Learn how Rotary clubs are taking action in Belize, Italy, Rwanda, the Philippines, and the United States.
By Brad Webber
The Rotary Club of Collierville, Tennessee, treated hundreds of children with special needs and their families to a complimentary evening of hot-air balloon rides, food, and activities. The event, held on the eve of the Bluff City Balloon Jamboree, had 80 helpers across seven clubs in District 6800 (Tennessee and Mississippi). The clubs generated $30,000 in donations to cover the expense. “This was a once-in-a-lifetime event for a special-needs child,” says Dave Rhylander, a member of the Collierville club. “Just how many children in general have been on a tethered balloon ride? Roughly 300 kids got an opportunity to do that.” For September, the club is planning a riff on a TV show about high school football as another event for children with special needs. “We’re having our own Friday Night Lights for them this year,” Rhylander says.
In 1991, a year after the Rotary Club of Three Rivers, Michigan, signed on to the District 6360 “Belizerve” project, member Larry Campbell packed his bags for his first trip to a foreign country.

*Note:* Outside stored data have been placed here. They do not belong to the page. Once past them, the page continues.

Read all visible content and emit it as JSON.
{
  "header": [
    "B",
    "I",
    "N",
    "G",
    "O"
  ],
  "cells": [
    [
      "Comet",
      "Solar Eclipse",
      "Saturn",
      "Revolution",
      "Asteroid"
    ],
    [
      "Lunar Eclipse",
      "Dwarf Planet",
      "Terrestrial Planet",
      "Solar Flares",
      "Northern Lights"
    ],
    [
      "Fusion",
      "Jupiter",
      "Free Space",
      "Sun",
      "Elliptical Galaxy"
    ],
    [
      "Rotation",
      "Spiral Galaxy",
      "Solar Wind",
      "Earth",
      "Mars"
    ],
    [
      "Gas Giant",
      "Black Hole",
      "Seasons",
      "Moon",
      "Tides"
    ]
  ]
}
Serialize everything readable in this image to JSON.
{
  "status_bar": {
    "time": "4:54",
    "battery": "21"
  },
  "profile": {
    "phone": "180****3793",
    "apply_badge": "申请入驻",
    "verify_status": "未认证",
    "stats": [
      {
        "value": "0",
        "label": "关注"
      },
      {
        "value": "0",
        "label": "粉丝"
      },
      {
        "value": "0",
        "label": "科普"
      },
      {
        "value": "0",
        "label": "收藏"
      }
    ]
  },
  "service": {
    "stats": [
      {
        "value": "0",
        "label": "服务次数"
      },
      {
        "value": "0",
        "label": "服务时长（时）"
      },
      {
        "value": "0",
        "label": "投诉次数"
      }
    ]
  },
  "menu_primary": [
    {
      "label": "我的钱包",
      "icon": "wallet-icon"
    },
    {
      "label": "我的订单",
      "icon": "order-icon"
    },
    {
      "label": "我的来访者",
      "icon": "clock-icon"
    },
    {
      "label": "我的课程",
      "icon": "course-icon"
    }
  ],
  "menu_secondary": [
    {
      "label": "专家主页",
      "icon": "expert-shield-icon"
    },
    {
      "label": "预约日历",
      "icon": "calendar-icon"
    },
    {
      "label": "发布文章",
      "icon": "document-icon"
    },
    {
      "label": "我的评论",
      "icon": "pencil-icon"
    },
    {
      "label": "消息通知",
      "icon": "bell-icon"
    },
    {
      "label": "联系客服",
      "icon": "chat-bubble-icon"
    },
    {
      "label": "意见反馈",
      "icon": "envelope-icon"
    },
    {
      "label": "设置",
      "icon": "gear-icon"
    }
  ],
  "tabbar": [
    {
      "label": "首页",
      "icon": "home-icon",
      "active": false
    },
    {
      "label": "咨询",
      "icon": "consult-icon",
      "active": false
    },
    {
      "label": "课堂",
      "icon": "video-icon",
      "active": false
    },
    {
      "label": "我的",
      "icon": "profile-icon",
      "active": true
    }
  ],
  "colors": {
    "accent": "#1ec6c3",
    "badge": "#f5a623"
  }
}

He delivered books to a primary school in Libertad, in northern Belize on the Yucatán Peninsula. The years passed, and Campbell kept returning, participating in projects that supplied communities with used school buses, ambulances, and trucks, as well as medical equipment. In 1995 the club raised $20,000 for a five-room schoolhouse, built with the assistance of several Rotarians; by the end of the decade, a British charity had added a second floor, doubling the space which currently serves about 100 students. By mid-2021 the club, with donations from a Three Rivers church and private individuals, had given the school $132,000, much of it to pay high school tuition for graduates. “Many students with scholarships have done well: one doctor, three teachers, one banker, a store manager, just to name a few,” says Campbell.